Raw RPC-style transactions: SIM’s /v1/evm/transactions returns raw block data (gas, calldata, logs). Zerion’s /transactions/ is enriched and decoded, not raw. For raw fields, use mined_at_block + hash from Zerion to look the transaction up via a node provider (Alchemy, Infura).
Eclipse chain: Zerion supports Solana but not Eclipse SVM. Check the supported chains list before migrating Eclipse-dependent code.
SVM-specific token-mint fields: SIM’s /beta/svm/balances/ returns Solana-specific fields like program_id (SPL token program), total_supply, and uri (token metadata URI). Zerion abstracts these away. Query a Solana RPC directly if you depend on them.
If any of these matter for your migration, let us know. Your feedback helps shape our roadmap.Worth knowing:
Chain IDs: SIM filters chains via numeric chain_ids (e.g. 1,8453). Zerion uses string chain IDs (e.g. ethereum,base). See the full list.
Solana: SIM splits EVM and Solana into separate endpoint families (Solana lives at /beta/svm/... with a different schema) and only exposes raw RPC-style Solana transactions, no enriched activity. Zerion accepts Solana addresses on the same /wallets/{address}/... endpoints used for EVM, and returns the same enriched activity shape (operation_type, transfers[], fee) for both chains. DeFi positions are not yet supported for Solana.

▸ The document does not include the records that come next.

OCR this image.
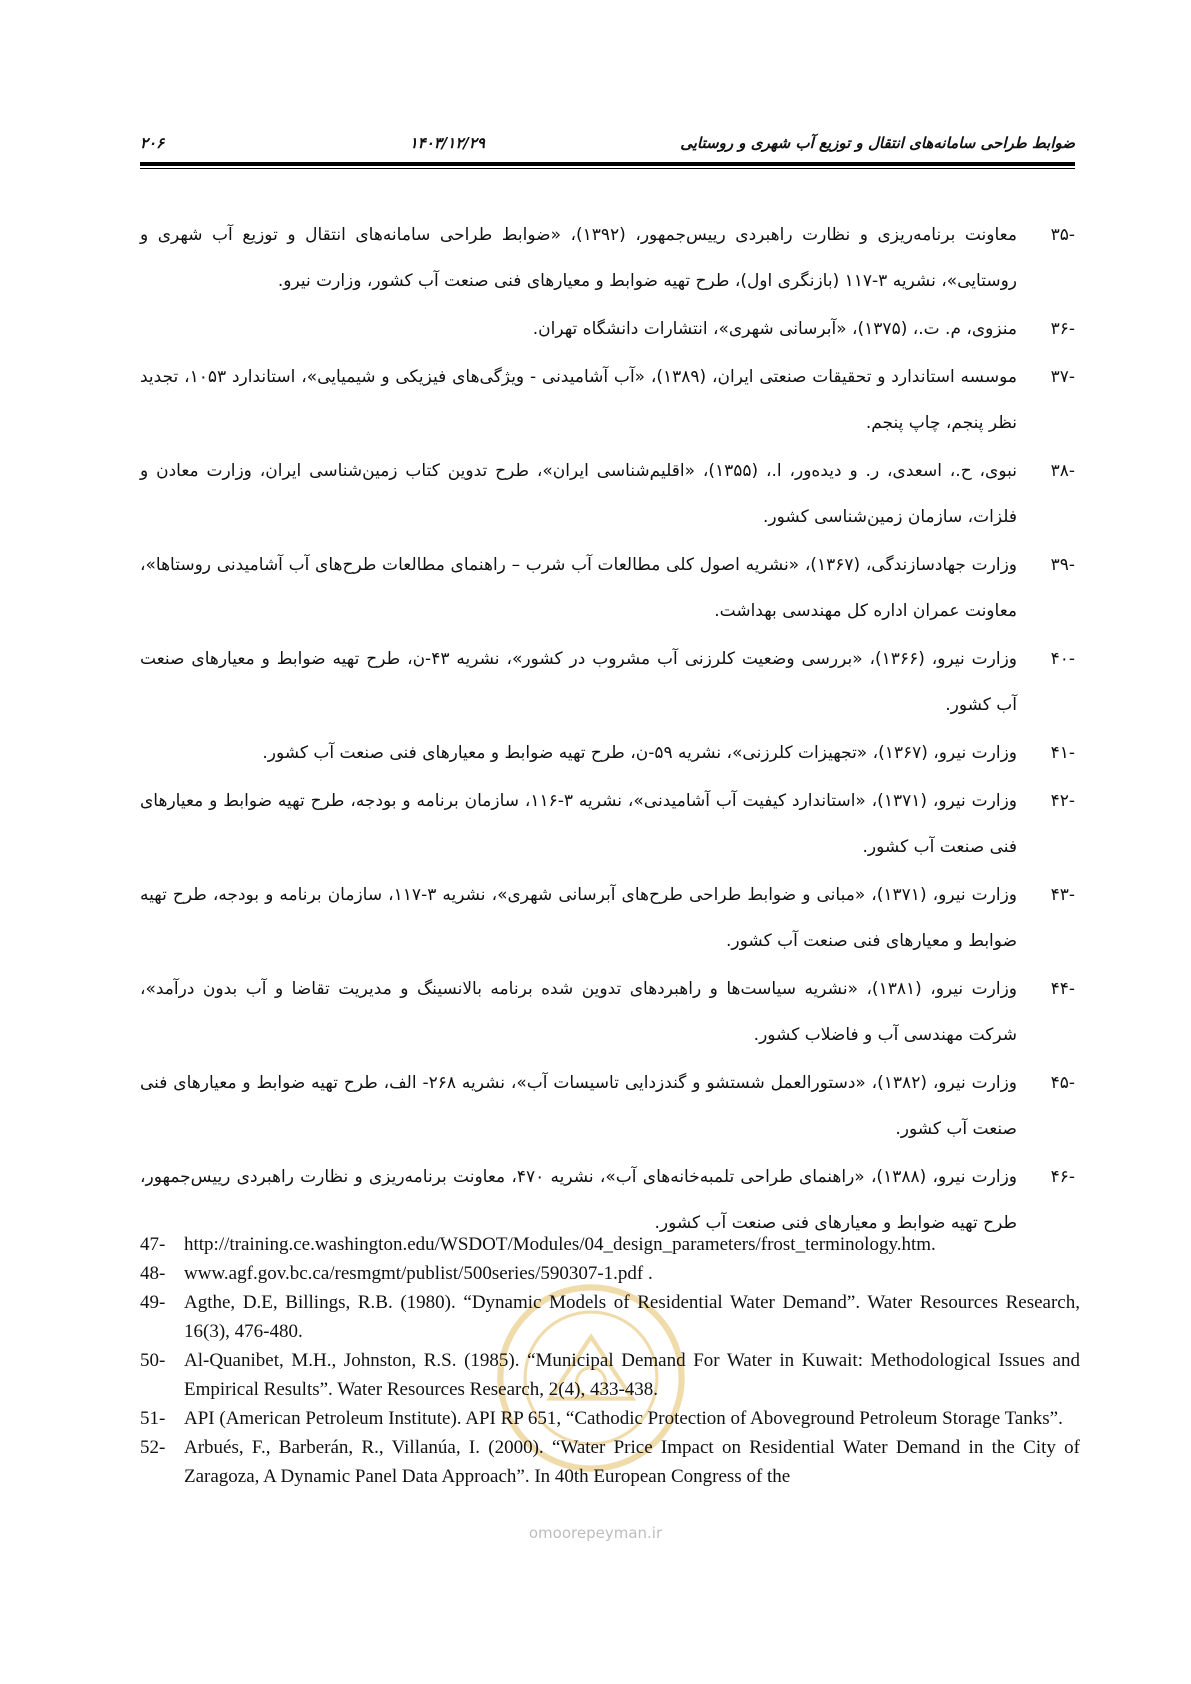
ضوابط طراحی سامانه‌های انتقال و توزیع آب شهری و روستایی
۱۴۰۳/۱۲/۲۹
۲۰۶
-۳۵
معاونت برنامه‌ریزی و نظارت راهبردی رییس‌جمهور، (۱۳۹۲)، «ضوابط طراحی سامانه‌های انتقال و توزیع آب شهری و روستایی»، نشریه ۳-۱۱۷ (بازنگری اول)، طرح تهیه ضوابط و معیارهای فنی صنعت آب کشور، وزارت نیرو.
-۳۶
منزوی، م. ت.، (۱۳۷۵)، «آبرسانی شهری»، انتشارات دانشگاه تهران.
-۳۷
موسسه استاندارد و تحقیقات صنعتی ایران، (۱۳۸۹)، «آب آشامیدنی - ویژگی‌های فیزیکی و شیمیایی»، استاندارد ۱۰۵۳، تجدید نظر پنجم، چاپ پنجم.
-۳۸
نبوی، ح.، اسعدی، ر. و دیده‌ور، ا.، (۱۳۵۵)، «اقلیم‌شناسی ایران»، طرح تدوین کتاب زمین‌شناسی ایران، وزارت معادن و فلزات، سازمان زمین‌شناسی کشور.
-۳۹
وزارت جهادسازندگی، (۱۳۶۷)، «نشریه اصول کلی مطالعات آب شرب – راهنمای مطالعات طرح‌های آب آشامیدنی روستاها»، معاونت عمران اداره کل مهندسی بهداشت.
-۴۰
وزارت نیرو، (۱۳۶۶)، «بررسی وضعیت کلرزنی آب مشروب در کشور»، نشریه ۴۳-ن، طرح تهیه ضوابط و معیارهای صنعت آب کشور.
-۴۱
وزارت نیرو، (۱۳۶۷)، «تجهیزات کلرزنی»، نشریه ۵۹-ن، طرح تهیه ضوابط و معیارهای فنی صنعت آب کشور.
-۴۲
وزارت نیرو، (۱۳۷۱)، «استاندارد کیفیت آب آشامیدنی»، نشریه ۳-۱۱۶، سازمان برنامه و بودجه، طرح تهیه ضوابط و معیارهای فنی صنعت آب کشور.
-۴۳
وزارت نیرو، (۱۳۷۱)، «مبانی و ضوابط طراحی طرح‌های آبرسانی شهری»، نشریه ۳-۱۱۷، سازمان برنامه و بودجه، طرح تهیه ضوابط و معیارهای فنی صنعت آب کشور.
-۴۴
وزارت نیرو، (۱۳۸۱)، «نشریه سیاست‌ها و راهبردهای تدوین شده برنامه بالانسینگ و مدیریت تقاضا و آب بدون درآمد»، شرکت مهندسی آب و فاضلاب کشور.
-۴۵
وزارت نیرو، (۱۳۸۲)، «دستورالعمل شستشو و گندزدایی تاسیسات آب»، نشریه ۲۶۸- الف، طرح تهیه ضوابط و معیارهای فنی صنعت آب کشور.
-۴۶
وزارت نیرو، (۱۳۸۸)، «راهنمای طراحی تلمبه‌خانه‌های آب»، نشریه ۴۷۰، معاونت برنامه‌ریزی و نظارت راهبردی رییس‌جمهور، طرح تهیه ضوابط و معیارهای فنی صنعت آب کشور.
omoorepeyman.ir
47- http://training.ce.washington.edu/WSDOT/Modules/04_design_parameters/frost_terminology.htm.
48- www.agf.gov.bc.ca/resmgmt/publist/500series/590307-1.pdf .
49- Agthe, D.E, Billings, R.B. (1980). “Dynamic Models of Residential Water Demand”. Water Resources Research, 16(3), 476-480.
50- Al-Quanibet, M.H., Johnston, R.S. (1985). “Municipal Demand For Water in Kuwait: Methodological Issues and Empirical Results”. Water Resources Research, 2(4), 433-438.
51- API (American Petroleum Institute). API RP 651, “Cathodic Protection of Aboveground Petroleum Storage Tanks”.
52- Arbués, F., Barberán, R., Villanúa, I. (2000). “Water Price Impact on Residential Water Demand in the City of Zaragoza, A Dynamic Panel Data Approach”. In 40th European Congress of the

Pagination: SIM returns next_offset; Zerion returns a fully-formed links.next URL you can fetch as-is. See pagination.
Response shape: Zerion uses JSON:API. Payloads live under data[].attributes with related entities under data[].relationships.

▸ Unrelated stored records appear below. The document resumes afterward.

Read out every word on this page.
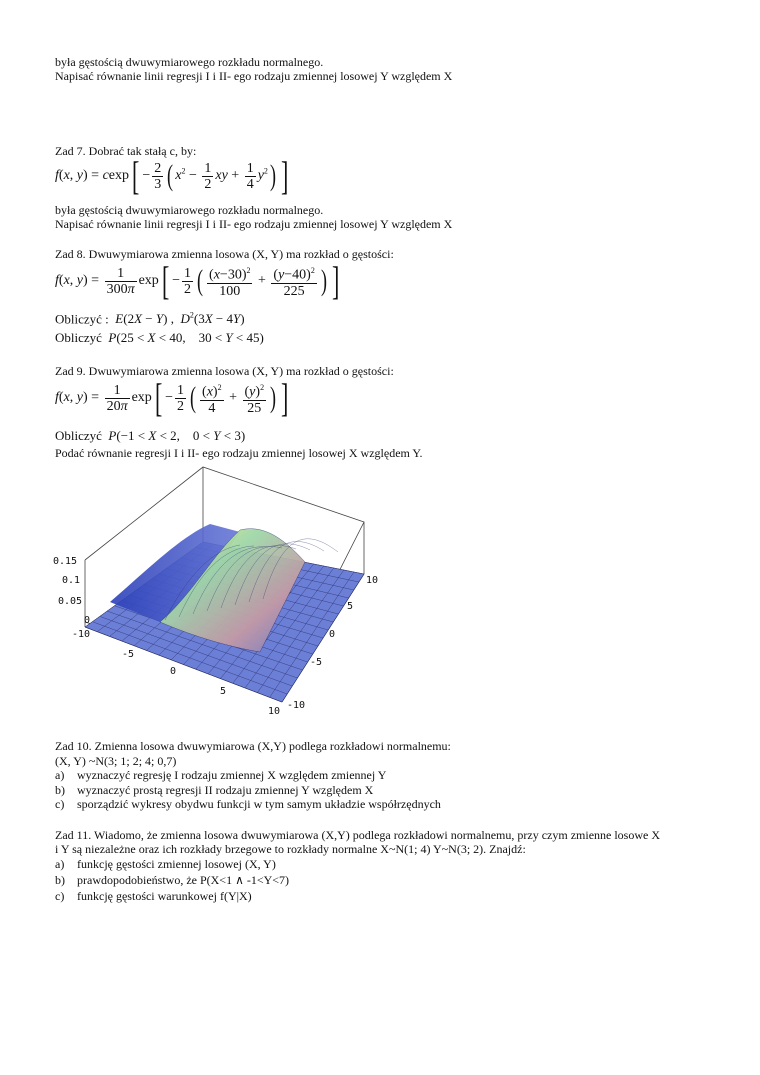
była gęstością dwuwymiarowego rozkładu normalnego.
Napisać równanie linii regresji I i II- ego rodzaju zmiennej losowej Y względem X
Zad 7. Dobrać tak stałą c, by:
f(x, $y) = cexp[ - \frac{2}{3}$ ( $x^2 - \frac{1}{2}$ xy + $\frac{1}{4} y^2$) ]
była gęstością dwuwymiarowego rozkładu normalnego.
Napisać równanie linii regresji I i II- ego rodzaju zmiennej losowej Y względem X
Zad 8. Dwuwymiarowa zmienna losowa (X, Y) ma rozkład o gęstości:
f(x, $y) = \frac{1}{300\pi} \exp[ - \frac{1}{2}$ ( $\frac{(x-30)^2}{100} + \frac{(y-40)^2}{225}$ ) ]
Obliczyć : E(2X − Y) ,  $D^2(3X - 4Y)$
Obliczyć P(25 < X < 40,    30 < Y < 45)
Zad 9. Dwuwymiarowa zmienna losowa (X, Y) ma rozkład o gęstości:
f(x, $y) = \frac{1}{20\pi} \exp[ - \frac{1}{2}$ ( $\frac{(x)^2}{4} + \frac{(y)^2}{25}$ ) ]
Obliczyć P(−1 < X < 2,    0 < Y < 3)
Podać równanie regresji I i II- ego rodzaju zmiennej losowej X względem Y.
0.15
0.1
0.05
0
-10
-5
0
5
10
10
5
0
-5
-10
Zad 10. Zmienna losowa dwuwymiarowa (X,Y) podlega rozkładowi normalnemu:
(X, Y) ~N(3; 1; 2; 4; 0,7)
a) wyznaczyć regresję I rodzaju zmiennej X względem zmiennej Y
b) wyznaczyć prostą regresji II rodzaju zmiennej Y względem X
c) sporządzić wykresy obydwu funkcji w tym samym układzie współrzędnych
Zad 11. Wiadomo, że zmienna losowa dwuwymiarowa (X,Y) podlega rozkładowi normalnemu, przy czym zmienne losowe X
i Y są niezależne oraz ich rozkłady brzegowe to rozkłady normalne X~N(1; 4) Y~N(3; 2). Znajdź:
a) funkcję gęstości zmiennej losowej (X, Y)
b) prawdopodobieństwo, że P(X<1 ∧ -1<Y<7)
c) funkcję gęstości warunkowej f(Y|X)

Spam filtering: SIM has exclude_spam_tokens; Zerion uses filter[trash]=only_non_trash. See spam filtering for the full taxonomy.
One endpoint for wallet and DeFi: Zerion serves both wallet tokens and DeFi positions from /positions/. Switch via filter[positions]=only_simple (wallet only) or only_complex (DeFi only).

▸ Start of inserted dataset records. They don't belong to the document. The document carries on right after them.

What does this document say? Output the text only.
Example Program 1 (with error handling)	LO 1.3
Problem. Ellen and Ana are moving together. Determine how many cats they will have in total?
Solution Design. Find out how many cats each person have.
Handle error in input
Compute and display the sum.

Stablecoin filter: SIM has asset_class=stablecoin. Zerion requires a comma-separated filter[fungible_ids]=… list. See the stablecoins note above.
Supply / borrow split: Some SIM DeFi positions split a single lending position into separate supply and borrow rows. Zerion returns one row per position with position_type and the underlying token; reconstruct directions from quantity sign or position_type semantics.
LP tick ranges and VeNFT lock metadata: SIM exposes raw LP tick ranges and vote-escrow lock dates. Zerion abstracts these away and surfaces the position’s USD value, underlying token, and protocol module.
Pool size / low liquidity flags: SIM provides per-token pool_size and low_liquidity flags. Zerion’s spam classifier filters dust via filter[trash], but does not expose a numeric pool size.